Фигушки! Получилось еще хуже. Глаза родителей затуманились, они оба отвернулись к окну. Отец Понс изумленно вздернул брови:

— Жозеф, ты отдаешь себе отчет в том, что говоришь?

— Я говорю, что хочу остаться здесь.

Совершенно неожиданно на меня обрушилась пощечина. Рука отца Понса словно дымилась, и он с грустью смотрел на меня. А я смотрел на него, потрясенный: до сих пор он еще ни разу меня и пальцем не тронул!

— Простите меня, отец мой, — промямлил я.

Он сурово покачал лысой головой, давая понять, что ждал от меня другой реакции; взглядом он указал в сторону моих родителей. Я подчинился.

— Прости меня, папа, и ты, мама, прости. Я только хотел сказать, что мне здесь было хорошо. Это я так попытался поблагодарить…

Родители заключили меня в свои объятия.

— Ты прав, мой родной. Нам никогда не удастся выразить всю нашу благодарность отцу Понсу!

— Это правда, — подтвердил мой отец.

— Ты слышишь, Мишке, наш Жозефеле теперь говорит совсем без акцента. Кто теперь поверит, что он наш сын!

— Он прав. Нам бы тоже избавиться от этого несчастного идиша…

Я прервал их и, пристально глядя в глаза отцу Понсу, уточнил:

— Я только хотел сказать, что мне будет очень трудно расстаться с вами…


По возвращении в Брюссель, несмотря на то что там меня ждал просторный дом, который отец, с какой-то мстительной энергией ринувшийся в бизнес, снял для нас, несмотря на мамины ласки и певучие интонации, я чувствовал себя одиноким, словно плыл по течению в лодке без весел. Огромному, беспредельному Брюсселю для моего спокойствия явно недоставало ограды. Я ел досыта, был одет и обут безупречно, и отведенная мне чудесная комната была завалена игрушками и книгами, но я тосковал по часам, проведенным вместе с отцом Пенсом в раздумьях над великими тайнами бытия. Мои новые одноклассники казались мне пресными, учителя бездушными, уроки нудными, а домашняя жизнь — скучной. Оказывается, недостаточно было обнимать родителей, чтобы обрести их вновь.
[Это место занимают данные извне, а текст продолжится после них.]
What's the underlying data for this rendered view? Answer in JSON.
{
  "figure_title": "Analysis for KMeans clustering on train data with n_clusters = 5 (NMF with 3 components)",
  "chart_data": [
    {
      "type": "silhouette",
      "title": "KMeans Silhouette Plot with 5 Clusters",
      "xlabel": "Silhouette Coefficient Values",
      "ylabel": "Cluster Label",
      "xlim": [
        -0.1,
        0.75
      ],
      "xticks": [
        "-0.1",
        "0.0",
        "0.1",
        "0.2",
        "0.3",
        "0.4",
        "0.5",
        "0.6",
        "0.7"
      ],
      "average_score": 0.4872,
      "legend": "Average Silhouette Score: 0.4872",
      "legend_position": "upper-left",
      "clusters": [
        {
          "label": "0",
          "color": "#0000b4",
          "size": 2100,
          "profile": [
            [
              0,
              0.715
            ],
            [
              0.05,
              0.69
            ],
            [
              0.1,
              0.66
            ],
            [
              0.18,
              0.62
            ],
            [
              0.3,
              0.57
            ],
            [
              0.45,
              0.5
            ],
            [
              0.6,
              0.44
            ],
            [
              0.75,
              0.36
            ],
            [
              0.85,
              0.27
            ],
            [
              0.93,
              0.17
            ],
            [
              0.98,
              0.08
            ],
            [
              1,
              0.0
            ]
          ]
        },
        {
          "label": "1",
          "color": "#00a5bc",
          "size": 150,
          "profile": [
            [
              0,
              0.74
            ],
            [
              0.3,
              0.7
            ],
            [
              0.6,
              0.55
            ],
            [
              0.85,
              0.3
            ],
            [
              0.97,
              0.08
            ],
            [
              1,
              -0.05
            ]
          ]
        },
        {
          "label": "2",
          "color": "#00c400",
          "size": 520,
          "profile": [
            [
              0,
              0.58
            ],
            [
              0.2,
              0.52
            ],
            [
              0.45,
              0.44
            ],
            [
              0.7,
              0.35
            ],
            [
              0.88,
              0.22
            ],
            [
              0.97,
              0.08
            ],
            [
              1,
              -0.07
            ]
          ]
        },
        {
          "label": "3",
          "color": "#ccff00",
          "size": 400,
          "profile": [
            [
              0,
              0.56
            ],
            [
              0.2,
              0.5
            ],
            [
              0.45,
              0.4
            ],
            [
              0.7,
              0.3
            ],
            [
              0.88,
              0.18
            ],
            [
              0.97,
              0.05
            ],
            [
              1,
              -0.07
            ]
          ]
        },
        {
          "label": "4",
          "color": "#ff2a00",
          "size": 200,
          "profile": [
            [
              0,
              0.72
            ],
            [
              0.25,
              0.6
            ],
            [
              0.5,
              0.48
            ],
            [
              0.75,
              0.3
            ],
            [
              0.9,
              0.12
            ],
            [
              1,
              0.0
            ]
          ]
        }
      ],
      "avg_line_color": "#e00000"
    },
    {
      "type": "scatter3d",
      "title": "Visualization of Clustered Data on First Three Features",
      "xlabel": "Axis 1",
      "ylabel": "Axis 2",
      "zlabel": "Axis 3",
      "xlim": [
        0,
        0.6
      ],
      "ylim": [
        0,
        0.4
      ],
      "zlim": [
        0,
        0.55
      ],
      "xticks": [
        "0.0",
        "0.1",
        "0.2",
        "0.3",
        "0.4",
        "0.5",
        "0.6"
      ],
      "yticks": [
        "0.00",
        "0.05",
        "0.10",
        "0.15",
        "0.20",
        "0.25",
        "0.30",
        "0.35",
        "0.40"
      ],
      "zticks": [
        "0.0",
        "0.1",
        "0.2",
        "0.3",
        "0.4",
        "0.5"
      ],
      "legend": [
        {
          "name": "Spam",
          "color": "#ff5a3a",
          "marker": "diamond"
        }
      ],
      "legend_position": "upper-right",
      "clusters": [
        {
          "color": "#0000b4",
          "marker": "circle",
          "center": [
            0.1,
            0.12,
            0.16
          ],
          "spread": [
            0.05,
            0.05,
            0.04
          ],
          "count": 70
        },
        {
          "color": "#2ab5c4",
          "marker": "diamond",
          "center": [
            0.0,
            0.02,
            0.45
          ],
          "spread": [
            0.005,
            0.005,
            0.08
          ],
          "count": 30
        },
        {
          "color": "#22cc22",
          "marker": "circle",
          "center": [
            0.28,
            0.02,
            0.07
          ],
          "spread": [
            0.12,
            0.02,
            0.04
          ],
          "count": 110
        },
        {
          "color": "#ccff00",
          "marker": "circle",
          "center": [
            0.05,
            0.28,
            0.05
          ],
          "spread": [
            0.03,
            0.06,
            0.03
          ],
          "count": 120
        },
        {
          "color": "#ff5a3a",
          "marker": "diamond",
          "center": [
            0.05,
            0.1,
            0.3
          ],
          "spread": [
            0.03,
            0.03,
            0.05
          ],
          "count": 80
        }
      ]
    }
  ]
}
За три года разлуки они сделались мне чужими — и потому, что изменились сами, и потому, что изменился я. Они оставили ребенка, а встретили подростка. С другой стороны, жажда материального успеха настолько преобразила отца, что я едва узнавал смиренного, склонного к нытью портного из Скарбека в нынешнем нуворише, процветающем на импорте-экспорте.

— Вот увидишь, сынок, я сколочу целое состояние, и позже тебе останется лишь унаследовать мое дело, — говорил он мне с блестящими от возбуждения глазами.

Разве я хотел становиться таким же, как он?

Когда он предложил мне записаться в хедер, традиционную еврейскую школу, чтобы подготовиться к бар-мицве,[10] я не задумываясь отказался.

— Ты не хочешь отмечать свою бар-мицву?

— Нет.

— Ты не хочешь научиться читать Тору, писать и молиться на иврите?

— Нет.

— Почему?

— Я хочу стать католиком!

Ответ не заставил себя ждать: я получил ледяную, резкую, яростную пощечину. За истекшие несколько недель это была уже вторая. Сперва от отца Понса, теперь от собственного отца. Как будто освобождение принесло мне лишь свободу получать затрещины!

Он позвал маму и потребовал, чтобы я повторил свои слова в ее присутствии. Что я и сделал: недвусмысленно объявил, что желаю принять католическую веру. Она расплакалась, он раскричался. В тот же вечер я сбежал.

Тут уж я сам крутил педали велосипеда по дороге в Шемлей, несколько раз сбивался с пути, но все-таки к одиннадцати часам вечера добрался до Желтой Виллы.

Я даже не стал звонить у ворот. Пройдя вдоль ограды, я толкнул ржавую калитку у опушки и направился прямо к заброшенной часовне.

Дверь была открыта. И люк тоже.

Как я и предполагал, отец Понс был в крипте.

Увидев меня, он раскрыл мне объятия. Я бросился к нему и выложил, как на духу, все свои беды.